Mbongeni Chauke, who runs the Country HIV and AIDS Research Unit at the University of Cape Town, told a British research team that the infection had been identified last year.
He said it was particularly serious in the Cape Town area, which has higher-than-average infections among pregnant women.
“We are quite worried about it,” Chauke said.
“It seems to be the first public place for transmitting HIV from mother to child.”
Ekenekuaria Itriza, a researcher with the London School of Hygiene and Tropical Medicine, said it was important to expand the definition of “public place” for ensuring there was a “clear coordinated response”.

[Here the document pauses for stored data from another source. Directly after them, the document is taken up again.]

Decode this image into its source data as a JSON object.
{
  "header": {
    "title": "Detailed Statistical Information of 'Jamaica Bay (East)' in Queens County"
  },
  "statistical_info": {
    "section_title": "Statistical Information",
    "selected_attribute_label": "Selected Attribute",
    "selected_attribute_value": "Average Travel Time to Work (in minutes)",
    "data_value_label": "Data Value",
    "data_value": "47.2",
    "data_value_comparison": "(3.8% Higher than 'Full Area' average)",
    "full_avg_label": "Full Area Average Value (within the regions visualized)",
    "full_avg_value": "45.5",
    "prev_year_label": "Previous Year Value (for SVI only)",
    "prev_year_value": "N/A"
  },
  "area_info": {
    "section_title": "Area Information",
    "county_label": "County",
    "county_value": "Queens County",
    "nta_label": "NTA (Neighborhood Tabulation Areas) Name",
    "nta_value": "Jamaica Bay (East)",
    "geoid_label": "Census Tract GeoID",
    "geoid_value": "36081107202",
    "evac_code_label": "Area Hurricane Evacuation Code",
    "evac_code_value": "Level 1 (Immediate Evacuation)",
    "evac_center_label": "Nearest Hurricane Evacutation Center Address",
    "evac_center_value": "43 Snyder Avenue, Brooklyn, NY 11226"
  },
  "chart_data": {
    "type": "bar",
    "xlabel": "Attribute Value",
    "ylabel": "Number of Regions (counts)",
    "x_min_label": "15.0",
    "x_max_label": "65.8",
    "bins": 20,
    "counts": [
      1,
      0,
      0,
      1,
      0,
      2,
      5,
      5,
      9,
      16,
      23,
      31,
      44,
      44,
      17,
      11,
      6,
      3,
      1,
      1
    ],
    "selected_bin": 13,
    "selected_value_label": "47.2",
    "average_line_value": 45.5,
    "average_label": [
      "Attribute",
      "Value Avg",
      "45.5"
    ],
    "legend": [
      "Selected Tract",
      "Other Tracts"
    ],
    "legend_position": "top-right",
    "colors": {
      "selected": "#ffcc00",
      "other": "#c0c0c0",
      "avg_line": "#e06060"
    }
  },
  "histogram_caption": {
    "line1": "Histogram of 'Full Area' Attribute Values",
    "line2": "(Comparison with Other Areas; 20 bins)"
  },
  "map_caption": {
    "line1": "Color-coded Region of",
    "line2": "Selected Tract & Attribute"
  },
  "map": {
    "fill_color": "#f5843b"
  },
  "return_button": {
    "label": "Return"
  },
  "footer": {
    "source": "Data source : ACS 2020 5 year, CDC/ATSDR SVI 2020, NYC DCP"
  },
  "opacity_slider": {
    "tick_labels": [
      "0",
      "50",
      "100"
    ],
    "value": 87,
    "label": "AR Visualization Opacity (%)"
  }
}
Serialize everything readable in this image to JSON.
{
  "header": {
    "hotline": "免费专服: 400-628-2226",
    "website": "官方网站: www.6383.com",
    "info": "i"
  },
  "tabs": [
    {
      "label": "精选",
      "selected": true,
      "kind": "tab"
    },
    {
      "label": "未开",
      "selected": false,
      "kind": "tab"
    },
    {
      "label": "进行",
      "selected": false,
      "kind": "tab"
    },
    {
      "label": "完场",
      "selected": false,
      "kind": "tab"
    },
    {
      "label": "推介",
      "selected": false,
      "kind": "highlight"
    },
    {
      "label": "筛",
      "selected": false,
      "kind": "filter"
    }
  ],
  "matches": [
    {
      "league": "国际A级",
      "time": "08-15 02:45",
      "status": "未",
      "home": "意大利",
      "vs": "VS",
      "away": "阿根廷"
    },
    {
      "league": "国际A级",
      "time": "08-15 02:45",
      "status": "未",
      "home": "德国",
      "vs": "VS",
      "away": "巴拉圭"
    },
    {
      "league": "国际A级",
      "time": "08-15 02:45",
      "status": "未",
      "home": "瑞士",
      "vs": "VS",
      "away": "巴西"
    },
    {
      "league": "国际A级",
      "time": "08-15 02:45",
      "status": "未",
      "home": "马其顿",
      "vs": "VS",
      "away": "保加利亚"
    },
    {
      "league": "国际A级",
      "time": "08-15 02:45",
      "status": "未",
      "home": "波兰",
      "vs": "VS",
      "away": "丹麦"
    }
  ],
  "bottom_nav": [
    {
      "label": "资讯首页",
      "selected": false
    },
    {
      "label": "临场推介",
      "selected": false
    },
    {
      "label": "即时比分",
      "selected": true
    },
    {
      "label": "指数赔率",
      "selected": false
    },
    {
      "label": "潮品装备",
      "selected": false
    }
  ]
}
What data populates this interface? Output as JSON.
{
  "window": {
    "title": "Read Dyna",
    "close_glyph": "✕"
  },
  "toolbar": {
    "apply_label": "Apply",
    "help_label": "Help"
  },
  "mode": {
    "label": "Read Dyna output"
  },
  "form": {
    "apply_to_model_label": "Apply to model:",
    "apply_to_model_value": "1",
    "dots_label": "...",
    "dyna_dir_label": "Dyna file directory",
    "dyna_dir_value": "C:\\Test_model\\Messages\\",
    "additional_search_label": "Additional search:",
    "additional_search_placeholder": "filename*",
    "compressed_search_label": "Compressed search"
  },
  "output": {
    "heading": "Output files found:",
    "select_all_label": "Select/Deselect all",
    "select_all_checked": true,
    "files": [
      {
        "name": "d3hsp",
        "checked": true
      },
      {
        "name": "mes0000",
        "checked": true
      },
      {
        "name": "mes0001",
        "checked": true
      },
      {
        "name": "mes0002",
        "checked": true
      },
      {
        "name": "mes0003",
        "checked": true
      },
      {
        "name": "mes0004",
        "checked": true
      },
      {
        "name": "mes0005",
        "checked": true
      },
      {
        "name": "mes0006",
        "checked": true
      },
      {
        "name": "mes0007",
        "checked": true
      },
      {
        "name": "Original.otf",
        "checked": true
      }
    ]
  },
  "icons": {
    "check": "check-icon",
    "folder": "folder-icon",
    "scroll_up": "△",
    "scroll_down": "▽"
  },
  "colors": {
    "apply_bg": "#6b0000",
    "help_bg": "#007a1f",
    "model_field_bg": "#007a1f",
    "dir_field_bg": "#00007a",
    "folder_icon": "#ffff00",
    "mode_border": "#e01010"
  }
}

South Africa is a “hotspot” for new HIV infections in children and adults, thanks in part to a lack of effective access to antiretroviral therapy (ART).
Infection among children and pregnant women increases the risk of HIV transmission and can raise the chance of fatal infections in the newborn, such as pneumonia.
“This variant seems to be infecting only pregnant women,” Chauke said.
“If in fact this is the case, this increase in transmission risk from mother to child becomes more pronounced.”